En estos primeros días de otoño, los jardines parecen descansar, vacíos, de todas las tardes de recreo y juegos por su césped, de todos los cuidados y podas. El silencio cae como un manto sobre los árboles. Yo aprovecho esos días para recorrer nuestra ciudad jardín y descubrir la gran variedad de vegetación que ofrecen sus bien cuidados jardines. Se mezclan los colores, los perfumes, el canto de algún pájaro y, casualmente, los pasos de algún residente en la gravilla del camino. Ris-ras, ris-ras, ris-ras, oigo tras de mí, me paro y veo a un vecino, le saludo e intercambiamos algún pensamiento otoñal, algún recuerdo del verano.

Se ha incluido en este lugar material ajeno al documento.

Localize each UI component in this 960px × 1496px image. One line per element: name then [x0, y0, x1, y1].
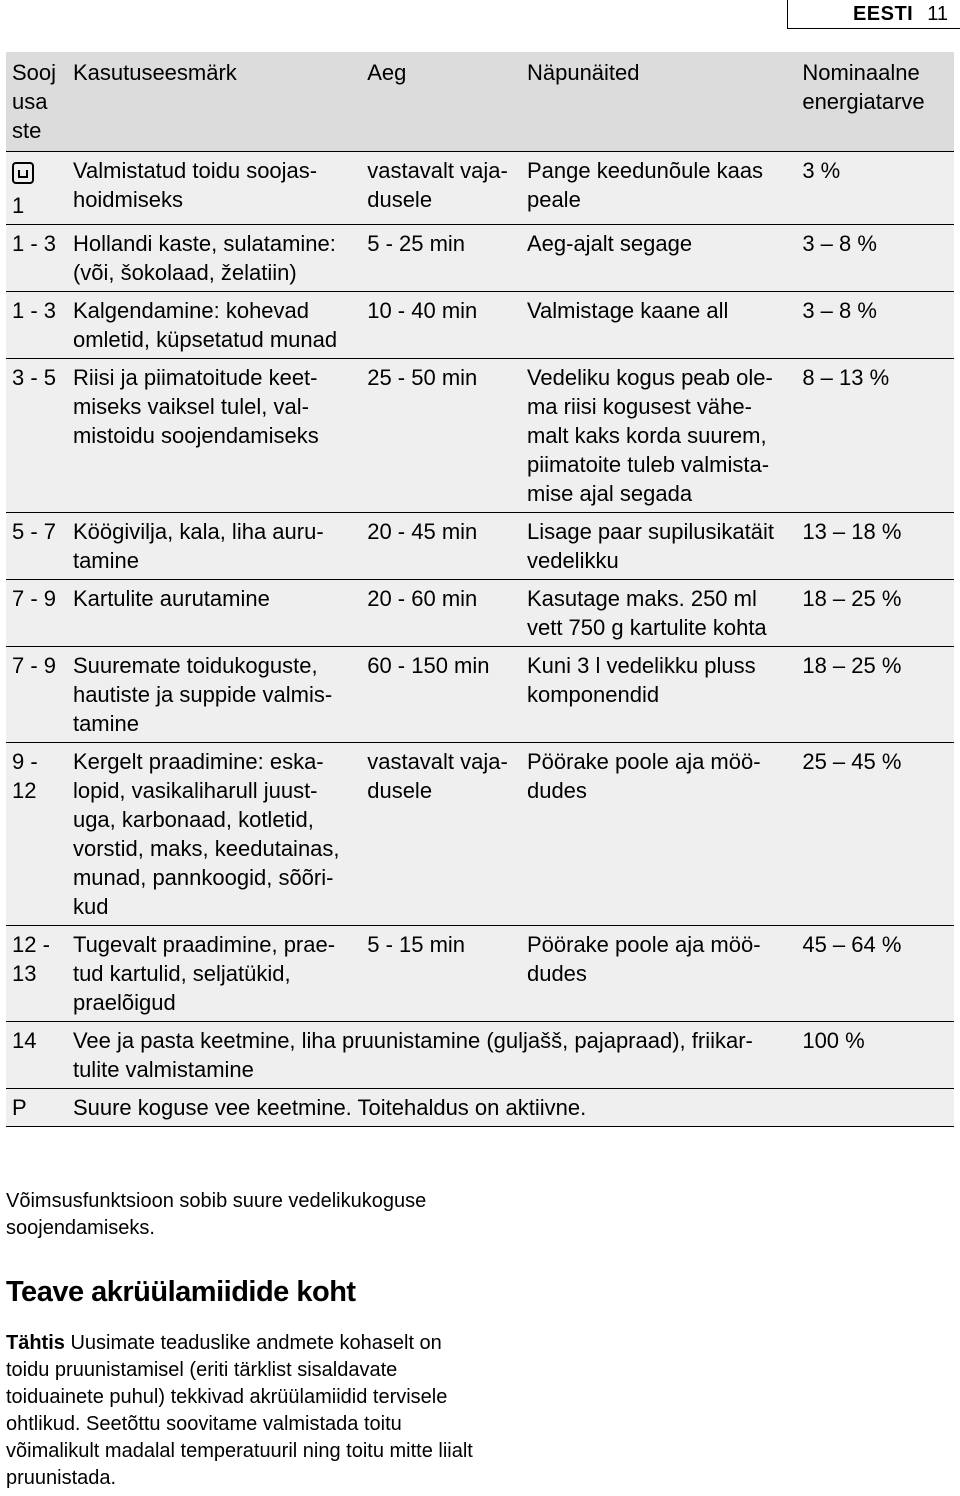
energy-cell: 100 %: [802, 1028, 865, 1053]
level-cell: 5 - 7: [12, 519, 57, 544]
energy-cell: 3 %: [802, 158, 841, 183]
cooking-table: [6, 52, 954, 1127]
tips-cell: Pange keedunõule kaas peale: [526, 158, 764, 212]
column-header-level: Sooj usa ste: [12, 60, 57, 143]
time-cell: 10 - 40 min: [367, 298, 478, 323]
table-row: [6, 513, 954, 580]
power-boost-level: P: [12, 1095, 27, 1120]
language-label: EESTI: [852, 2, 914, 25]
section-title: Teave akrüülamiidide koht: [6, 1276, 356, 1308]
level-cell: 7 - 9: [12, 653, 57, 678]
tips-cell: Valmistage kaane all: [526, 298, 729, 323]
column-header-tips: Näpunäited: [526, 60, 640, 85]
purpose-cell: Kartulite aurutamine: [72, 586, 270, 611]
tips-cell: Aeg-ajalt segage: [526, 231, 693, 256]
table-row: [6, 1089, 954, 1127]
table-row: [6, 926, 954, 1022]
time-cell: 5 - 25 min: [367, 231, 466, 256]
energy-cell: 18 – 25 %: [802, 586, 902, 611]
table-row: [6, 647, 954, 743]
purpose-cell: Köögivilja, kala, liha auru-tamine: [72, 519, 324, 573]
table-row: [6, 225, 954, 292]
page-header: [787, 0, 960, 29]
table-row: [6, 152, 954, 225]
time-cell: 5 - 15 min: [367, 932, 466, 957]
energy-cell: 3 – 8 %: [802, 231, 877, 256]
purpose-cell: Tugevalt praadimine, prae-tud kartulid, seljatükid, praelõigud: [72, 932, 336, 1015]
level-cell: 3 - 5: [12, 365, 57, 390]
keep-warm-icon: [12, 162, 34, 184]
purpose-cell: Kalgendamine: kohevad omletid, küpsetatud munad: [72, 298, 338, 352]
energy-cell: 18 – 25 %: [802, 653, 902, 678]
column-header-time: Aeg: [367, 60, 407, 85]
time-cell: vastavalt vaja-dusele: [367, 749, 508, 803]
column-header-purpose: Kasutuseesmärk: [72, 60, 237, 85]
purpose-cell: Riisi ja piimatoitude keet-miseks vaiksel tulel, val-mistoidu soojendamiseks: [72, 365, 319, 448]
tips-cell: Lisage paar supilusikatäit vedelikku: [526, 519, 775, 573]
level-value: 1: [12, 193, 25, 218]
tips-cell: Pöörake poole aja möö-dudes: [526, 932, 761, 986]
purpose-cell: Valmistatud toidu soojas-hoidmiseks: [72, 158, 318, 212]
purpose-cell: Vee ja pasta keetmine, liha pruunistamine (guljašš, pajapraad), friikar-tulite valmistamine: [72, 1028, 753, 1082]
level-cell: 9 - 12: [12, 749, 38, 803]
purpose-cell: Suure koguse vee keetmine. Toitehaldus on aktiivne.: [72, 1095, 587, 1120]
table-row: [6, 292, 954, 359]
power-function-note: Võimsusfunktsioon sobib suure vedelikukoguse soojendamiseks.: [6, 1190, 427, 1239]
energy-cell: 8 – 13 %: [802, 365, 890, 390]
level-cell: 12 - 13: [12, 932, 50, 986]
level-cell: 1 - 3: [12, 298, 57, 323]
table-row: [6, 1022, 954, 1089]
column-header-energy: Nominaalne energiatarve: [802, 60, 925, 114]
tips-cell: Vedeliku kogus peab ole-ma riisi kogusest vähe-malt kaks korda suurem, piimatoite tuleb valmista-mise ajal segada: [526, 365, 773, 506]
tips-cell: Kuni 3 l vedelikku pluss komponendid: [526, 653, 756, 707]
tips-cell: Kasutage maks. 250 ml vett 750 g kartulite kohta: [526, 586, 767, 640]
time-cell: 25 - 50 min: [367, 365, 478, 390]
table-row: [6, 359, 954, 513]
level-cell: 14: [12, 1028, 37, 1053]
important-paragraph: [6, 1330, 476, 1492]
page-number: 11: [927, 2, 948, 25]
level-cell: [6, 152, 67, 225]
important-label: Tähtis: [6, 1332, 65, 1354]
level-cell: 1 - 3: [12, 231, 57, 256]
purpose-cell: Kergelt praadimine: eska-lopid, vasikaliharull juust-uga, karbonaad, kotletid, vorstid, maks, keedutainas, munad, pannkoogid, sõõri-kud: [72, 749, 340, 919]
time-cell: 60 - 150 min: [367, 653, 490, 678]
important-text: Uusimate teaduslike andmete kohaselt on toidu pruunistamisel (eriti tärklist sisaldavate toiduainete puhul) tekkivad akrüülamiidid tervisele ohtlikud. Seetõttu soovitame valmistada toitu võimalikult madalal temperatuuril ning toitu mitte liialt pruunistada.: [6, 1332, 473, 1489]
energy-cell: 25 – 45 %: [802, 749, 902, 774]
time-cell: 20 - 60 min: [367, 586, 478, 611]
tips-cell: Pöörake poole aja möö-dudes: [526, 749, 761, 803]
energy-cell: [796, 1089, 954, 1127]
table-row: [6, 580, 954, 647]
energy-cell: 3 – 8 %: [802, 298, 877, 323]
purpose-cell: Suuremate toidukoguste, hautiste ja suppide valmis-tamine: [72, 653, 333, 736]
level-cell: 7 - 9: [12, 586, 57, 611]
energy-cell: 13 – 18 %: [802, 519, 902, 544]
time-cell: vastavalt vaja-dusele: [367, 158, 508, 212]
table-row: [6, 743, 954, 926]
time-cell: 20 - 45 min: [367, 519, 478, 544]
energy-cell: 45 – 64 %: [802, 932, 902, 957]
purpose-cell: Hollandi kaste, sulatamine: (või, šokolaad, želatiin): [72, 231, 336, 285]
table-header-row: [6, 52, 954, 152]
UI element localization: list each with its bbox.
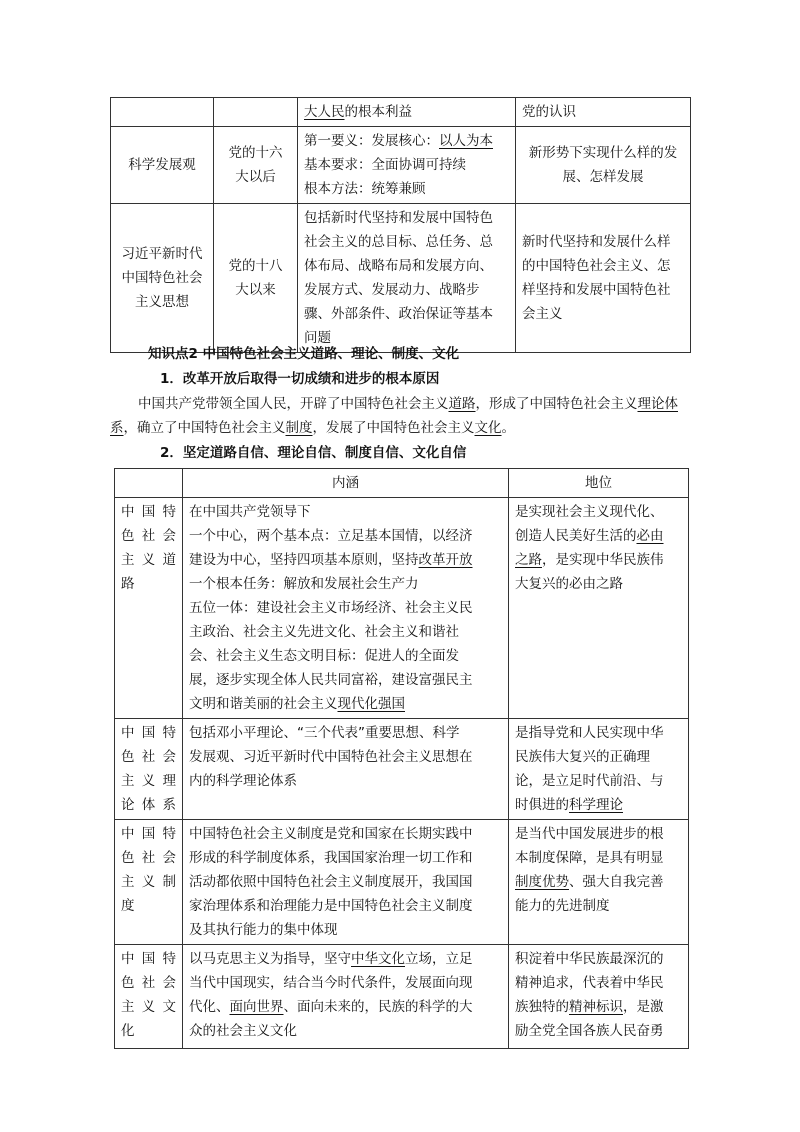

Una liebre sale tímida del interior de uno de los jardines, me mira y emprende una rápida huida, recelosa de mi proximidad. Yo la miro y sonrió. Cada vez que un animal salvaje se cruza en mi camino me siento feliz. Reconozco esa sensación de felicidad que yo experimentaba de niño al cruzarme con cualquier ser salvaje: una libélula, una mariposa, un pajarillo, un gato, un perro y, muy raramente en la ciudad, una liebre o una ardilla. Caballos había en mi ciudad en los años 50 y 60. Caballos que tiraban de carros de todo tipo y algún que otro suelto, con su jinete al lomo; policía, militar o, poco frecuente, un civil con sombrero. En mi ciudad jardín no hay caballos, pero el otro día libré a un pequeño zorro que se quedó atrapado en una malla metálica. El pobre me dejó hacer y, ya libre, me dio un gruñido de agradecimiento y salió corriendo, cruzando el jardín, hacia la libertad.
Los arboles frutales están repletos de peras y manzanas, que en su mayoría caerán al suelo, si nadie las recoge. Yo mismo tengo tantas peras, manzanas y ciruelas que no doy abasto a cogerlas y hacer con ellas mermeladas y compotas, las doy a los amigos o simplemente las ofrezco al que pasa, poniéndolas en una caja de cartón con un cartel que dice: “Sirvase usted mismo”. Un vecino tiene uvas, lo que aquí es un poco exótico, Unos racimos negros preciosos que maduran al sol entre rosales. También hay muchas bayas: arándano, moras, fresas había muchas este verano. Yo tengo mora y frambuesa y como un marco, rodeando el jardín, tengo saúco, serba y rosa mosqueta.
Son 80 casitas de madera con sus jardines. Las hay de muchas formas y colores, pero todas se integran de una forma natural con el entorno. El verde es el color dominante y, como pinceladas, blancas, rosas, rojas, azules, amarillas, las flores resaltan como esforzándose por ser contempladas y admiradas. Yo pienso a veces con tristeza que alguna de estas flores, brotará, crecerá, madurará y todo sin ser vista por ningún humano, aunque seguro habrá sido descubierta por abejas y mariposas, que es lo que cuenta.
Al final del paseo, regreso a mi jardín y lo repaso palmo a palmo con la vista, acaricio los árboles, antiguos pero vitales, repaso los macizos de flores, recorto ramas secas. Me siento un momento a descansar y recuerdo que tengo un libro a medio leer, que está esperando sobre la mesita del cuarto de estar, dentro de la casita. Entro en la casita, pero me entretiene la flauta que compré el otro día y me pongo a tocar. El libro puede esperar. La vida es bella.
En el jardín de otoño, rosas brotan,
sus pétalos de fuego danzan al viento,
uvas negras en racimos se destilan,
la madurez del tiempo es nuestro aliento.
Bajo el cielo dorado del ocaso,
la esperanza se esconde en cada rincón,
los sueños florecen en este espacio,
y la belleza se funde en la canción.
Los perfumes del otoño nos envuelven,
como abrazos cálidos, suaves caricias,
en esta estación en que la vida llueve,
y en cada hoja caída se desliza.
Oh, jardín de colores y fragancias,
donde la naturaleza encuentra paz,
en tus brazos, hallamos las bonanzas,
de un rincón bucólico, sublime y veraz.
Así, en este rincón de la existencia,
bajo el sol que acaricia nuestra piel,
celebramos la madurez con prudencia,
y en cada verso, florece nuestro laurel.